Mme [J] [R] expose qu'elle a subi un harcèlement moral de la part de son employeur se caractérisant par:
- des pressions de sa hiérarchie relative à un 'management par les chiffres' ;
- une volonté de cette hiérarchie de lui imposer une modification de son contrat de travail correspondant à un déclassement ;
- un isolement géographique ;
- une attitude destabilisante se caractérisant par une menace de licenciement alors qu'il lui était proposé au même moment une formation ;
Et que ce harcèlement a dégradé ses conditions de travail et altéré sa santé mentale.

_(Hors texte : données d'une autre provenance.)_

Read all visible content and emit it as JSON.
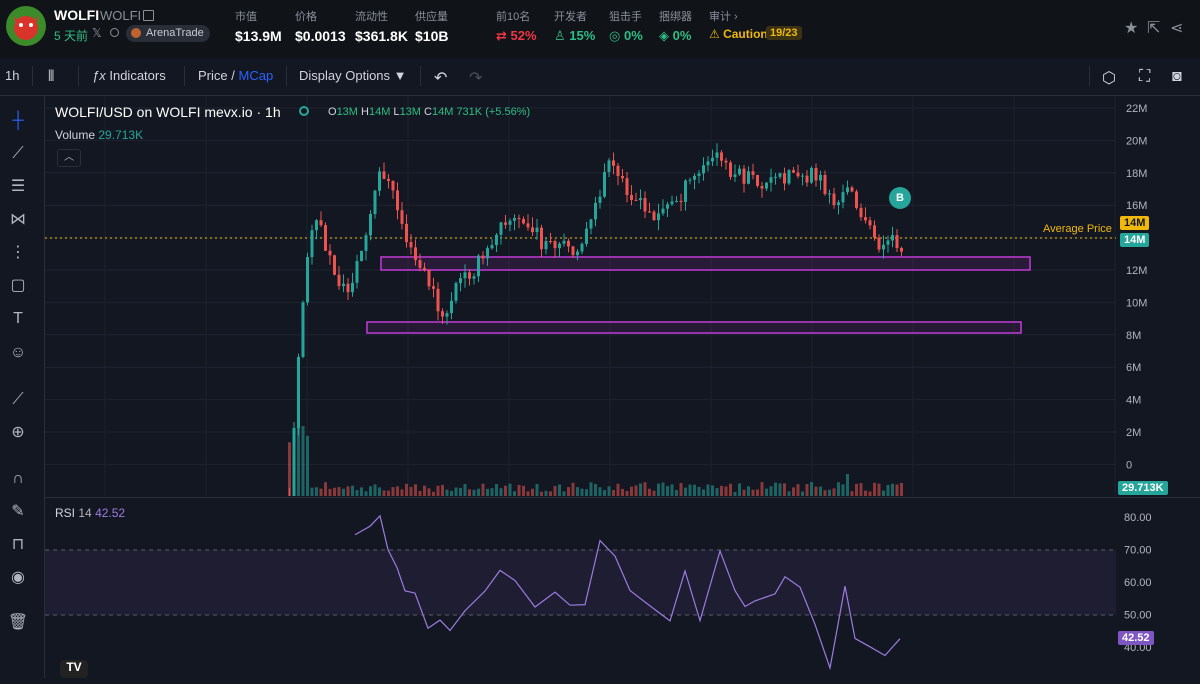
{
  "token": {
    "name": "WOLFI",
    "symbol": "WOLFI",
    "age": "5 天前",
    "platform_badge": "ArenaTrade"
  },
  "stats": [
    {
      "label": "市值",
      "value": "$13.9M"
    },
    {
      "label": "价格",
      "value": "$0.0013"
    },
    {
      "label": "流动性",
      "value": "$361.8K"
    },
    {
      "label": "供应量",
      "value": "$10B"
    }
  ],
  "holders": {
    "top10_label": "前10名",
    "top10_value": "52%",
    "dev_label": "开发者",
    "dev_value": "15%",
    "sniper_label": "狙击手",
    "sniper_value": "0%",
    "bundler_label": "捆绑器",
    "bundler_value": "0%",
    "audit_label": "审计",
    "audit_status": "Caution",
    "audit_score": "19/23"
  },
  "toolbar": {
    "interval": "1h",
    "indicators": "Indicators",
    "price": "Price",
    "slash": "/",
    "mcap": "MCap",
    "display_options": "Display Options"
  },
  "chart": {
    "title": "WOLFI/USD on WOLFI mevx.io · 1h",
    "ohlc": {
      "o": "13M",
      "h": "14M",
      "l": "13M",
      "c": "14M",
      "vol": "731K",
      "change": "(+5.56%)"
    },
    "volume_label": "Volume",
    "volume_value": "29.713K",
    "average_price_label": "Average Price",
    "avg_tag": "14M",
    "last_tag": "14M",
    "volume_tag": "29.713K",
    "buy_marker": "B",
    "price_axis": [
      "22M",
      "20M",
      "18M",
      "16M",
      "14M",
      "12M",
      "10M",
      "8M",
      "6M",
      "4M",
      "2M",
      "0"
    ],
    "colors": {
      "up": "#26a69a",
      "down": "#ef5350",
      "zone": "#c13bd8",
      "avg": "#f0b90b",
      "rsi": "#7e57c2"
    }
  },
  "rsi": {
    "label": "RSI",
    "period": "14",
    "value": "42.52",
    "axis": [
      "80.00",
      "70.00",
      "60.00",
      "50.00",
      "40.00"
    ]
  },
  "icons": [
    "star-icon",
    "share-out-icon",
    "share-icon",
    "candles-icon",
    "fx-icon",
    "undo-icon",
    "redo-icon",
    "settings-icon",
    "fullscreen-icon",
    "camera-icon",
    "crosshair-icon",
    "trendline-icon",
    "fib-icon",
    "pattern-icon",
    "projection-icon",
    "rectangle-icon",
    "text-icon",
    "emoji-icon",
    "ruler-icon",
    "zoom-icon",
    "magnet-icon",
    "lock-draw-icon",
    "lock-icon",
    "eye-icon",
    "trash-icon"
  ]
}
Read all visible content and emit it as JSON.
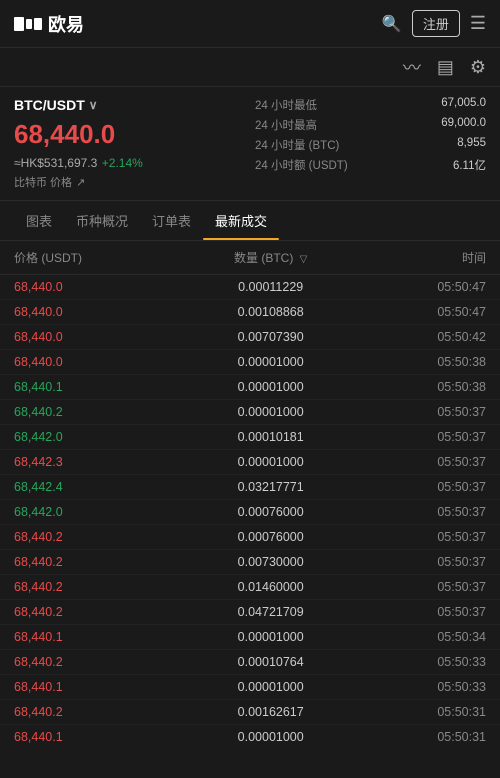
{
  "header": {
    "logo_text": "欧易",
    "register_btn": "注册",
    "search_icon": "search",
    "menu_icon": "menu"
  },
  "sub_header": {
    "icons": [
      "chart-wave",
      "list-icon",
      "gear-icon"
    ]
  },
  "price_section": {
    "pair": "BTC/USDT",
    "pair_arrow": "∨",
    "price_main": "68,440.0",
    "price_hkd": "≈HK$531,697.3",
    "price_change": "+2.14%",
    "price_label": "比特币 价格",
    "stats": [
      {
        "label": "24 小时最低",
        "value": "67,005.0"
      },
      {
        "label": "24 小时最高",
        "value": "69,000.0"
      },
      {
        "label": "24 小时量 (BTC)",
        "value": "8,955"
      },
      {
        "label": "24 小时额 (USDT)",
        "value": "6.11亿"
      }
    ]
  },
  "tabs": [
    {
      "label": "图表",
      "active": false
    },
    {
      "label": "币种概况",
      "active": false
    },
    {
      "label": "订单表",
      "active": false
    },
    {
      "label": "最新成交",
      "active": true
    }
  ],
  "table": {
    "headers": {
      "price": "价格 (USDT)",
      "amount": "数量 (BTC)",
      "time": "时间"
    },
    "rows": [
      {
        "price": "68,440.0",
        "color": "red",
        "amount": "0.00011229",
        "time": "05:50:47"
      },
      {
        "price": "68,440.0",
        "color": "red",
        "amount": "0.00108868",
        "time": "05:50:47"
      },
      {
        "price": "68,440.0",
        "color": "red",
        "amount": "0.00707390",
        "time": "05:50:42"
      },
      {
        "price": "68,440.0",
        "color": "red",
        "amount": "0.00001000",
        "time": "05:50:38"
      },
      {
        "price": "68,440.1",
        "color": "green",
        "amount": "0.00001000",
        "time": "05:50:38"
      },
      {
        "price": "68,440.2",
        "color": "green",
        "amount": "0.00001000",
        "time": "05:50:37"
      },
      {
        "price": "68,442.0",
        "color": "green",
        "amount": "0.00010181",
        "time": "05:50:37"
      },
      {
        "price": "68,442.3",
        "color": "red",
        "amount": "0.00001000",
        "time": "05:50:37"
      },
      {
        "price": "68,442.4",
        "color": "green",
        "amount": "0.03217771",
        "time": "05:50:37"
      },
      {
        "price": "68,442.0",
        "color": "green",
        "amount": "0.00076000",
        "time": "05:50:37"
      },
      {
        "price": "68,440.2",
        "color": "red",
        "amount": "0.00076000",
        "time": "05:50:37"
      },
      {
        "price": "68,440.2",
        "color": "red",
        "amount": "0.00730000",
        "time": "05:50:37"
      },
      {
        "price": "68,440.2",
        "color": "red",
        "amount": "0.01460000",
        "time": "05:50:37"
      },
      {
        "price": "68,440.2",
        "color": "red",
        "amount": "0.04721709",
        "time": "05:50:37"
      },
      {
        "price": "68,440.1",
        "color": "red",
        "amount": "0.00001000",
        "time": "05:50:34"
      },
      {
        "price": "68,440.2",
        "color": "red",
        "amount": "0.00010764",
        "time": "05:50:33"
      },
      {
        "price": "68,440.1",
        "color": "red",
        "amount": "0.00001000",
        "time": "05:50:33"
      },
      {
        "price": "68,440.2",
        "color": "red",
        "amount": "0.00162617",
        "time": "05:50:31"
      },
      {
        "price": "68,440.1",
        "color": "red",
        "amount": "0.00001000",
        "time": "05:50:31"
      }
    ]
  }
}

La SA [1] conteste la demande.
Motivation.
Aux termes de l'article L.1152-1 du code du travail, aucun salarié ne doit subir les agissements répétés de harcèlement moral qui ont pour objet ou pour effet une dégradation des conditions de travail susceptible de porter atteinte à ses droits et à sa dignité, d'altérer sa santé physique ou mentale ou de compromettre son avenir professionnel ;
L'article L.1154-1 du même code prévoit qu'en cas de litige, le salarié concerné présente des éléments de fait qui permettent de laisser supposer l'existence d'un harcèlement et il incombe alors à l'employeur, au vu de ces éléments, de prouver que ces agissements ne sont pas constitutifs d'un tel harcèlement et que sa décision est justifiée par des éléments objectifs étrangers à tout harcèlement.
- Sur les pressions de sa hiérarchie relatives à un 'management par les chiffres' ;
Mme [J] [R] apporte au dossier:
- une lettre établie par elle-même et deux autres salariées faisant état de 'pressions' de la part de leur manager se matérialisant par des emplois du temps imposés, une augmentation du nombre de rendez-vous hebdomadaires, des reproches quant aux activités syndicales exercées par les salariées, et des propos selon lesquels 'elles devraient quitter le métier, voire le groupe [1]' (pièce n° 12 de son dossier) ;
- des documents syndicaux (pièces n° 13 et 14 id.).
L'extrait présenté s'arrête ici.